The Madison Board of Education may have found a way to help open a neighborhood center in the Williamson Street area – ask the city to buy surplus land at the Marquette School, and turn it over to the Madison Neighborhood Centers Incorporated. That group has been trying for months to get the land to build a center there, but the school board was worried if it offered it for sale, it would have to accept a competing offer from a higher bidder. The board hopes that having the city take the initiative to buy the land will let it avoid offering the land for public sale.
While planning for the future, the board also honors the past, officially renaming the school forest in the driftless area south of Verona the “Col. Joseph W Jackson School Forest, Madison Public Schools.” It was Jackson, who died May 23 at age 90, who decided on his own in 1961 that Madison needed a school forest, starting with a stand of white oak on fifty unglaciated acres. Jackson, who at the same time was helping lead the successful fight to kill the Monona Terrace auditorium because of his contempt for Frank Lloyd Wright, raised the money to buy the land, and then about another 250 acres.
And as the school year ends, so too do two long school board careers, as Ray Sennett and Arthur Dynie Mansfield retire from the board of education after a combined 35 years of service. Sennett, 1622 Yahara Place, has served 23 years including one as president; he’s stepping down to focus on his work as chairman of the boards of Security and Randall state banks. Mansfield, 602 Edgewood Avenue, has served 12 years; professor of physical education at the university of Wisconsin, he will also step down next summer after 30 years as the badger head baseball coach.
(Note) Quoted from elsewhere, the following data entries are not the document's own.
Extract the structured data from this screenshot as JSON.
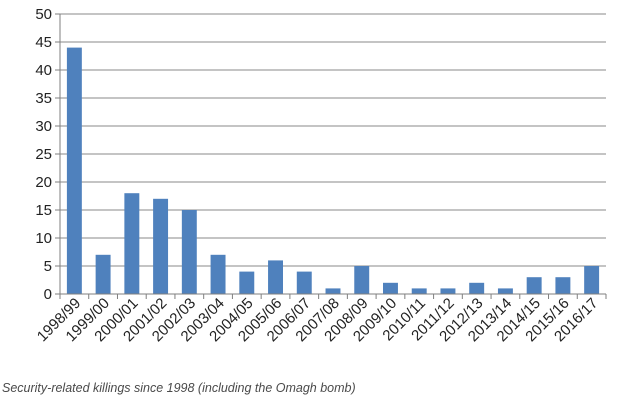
{
  "chart_data": {
    "type": "bar",
    "categories": [
      "1998/99",
      "1999/00",
      "2000/01",
      "2001/02",
      "2002/03",
      "2003/04",
      "2004/05",
      "2005/06",
      "2006/07",
      "2007/08",
      "2008/09",
      "2009/10",
      "2010/11",
      "2011/12",
      "2012/13",
      "2013/14",
      "2014/15",
      "2015/16",
      "2016/17"
    ],
    "values": [
      44,
      7,
      18,
      17,
      15,
      7,
      4,
      6,
      4,
      1,
      5,
      2,
      1,
      1,
      2,
      1,
      3,
      3,
      5
    ],
    "ylim": [
      0,
      50
    ],
    "yticks": [
      0,
      5,
      10,
      15,
      20,
      25,
      30,
      35,
      40,
      45,
      50
    ],
    "grid": true,
    "bar_color": "#4f81bd",
    "caption": "Security-related killings since 1998 (including the Omagh bomb)"
  }
}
Tough times for Madison’s protective services. Three more police officers quit, leaving the department ten men and two policewomen short of the authorized 225 members. And the fire department only gets 25 applications for 11 vacancies – causing the police and fire commission to postpone the written examination and extend the deadline for applications. Fire Chief Ralph McGraw blames the problem on the illegal firefighters strike in March and on the actions of union president Ed Durkin. It was Capt. Durkin who authorized union funds to pay bail for Ald. Paul Soglin when he was arrested at the Mifflin Block Party Riots last month, and who then invited the Mifflanders to party at his home on the far west side. “There are a lot of young men who aren’t sure they want to work for this kind of an organization,” McGraw says.
Gov. Warren Knowles and other dignitaries join more than 300 at the dedication of the UW’s Harry Steenbock Memorial Library at the corner of University and Babcock drives. Biochemistry professor Steenbock, born on a farm in Calumet County in 1886, saved millions of youngsters from the dread bone disease of rickets by discovering in 1924 how to increase Vitamin D by irradiating food with ultraviolet light. The Quaker Oats company offered Steenbock a million dollars for his patent, but he wanted to endow the university’s research activities instead, so he helped create the Wisconsin Alumni Research Foundation, and gave it his patent. The Sunday night celebration is highlighted by the unveiling of an oil portrait of Steenbock, who died in 1965 after 61 years as student, researcher and professor.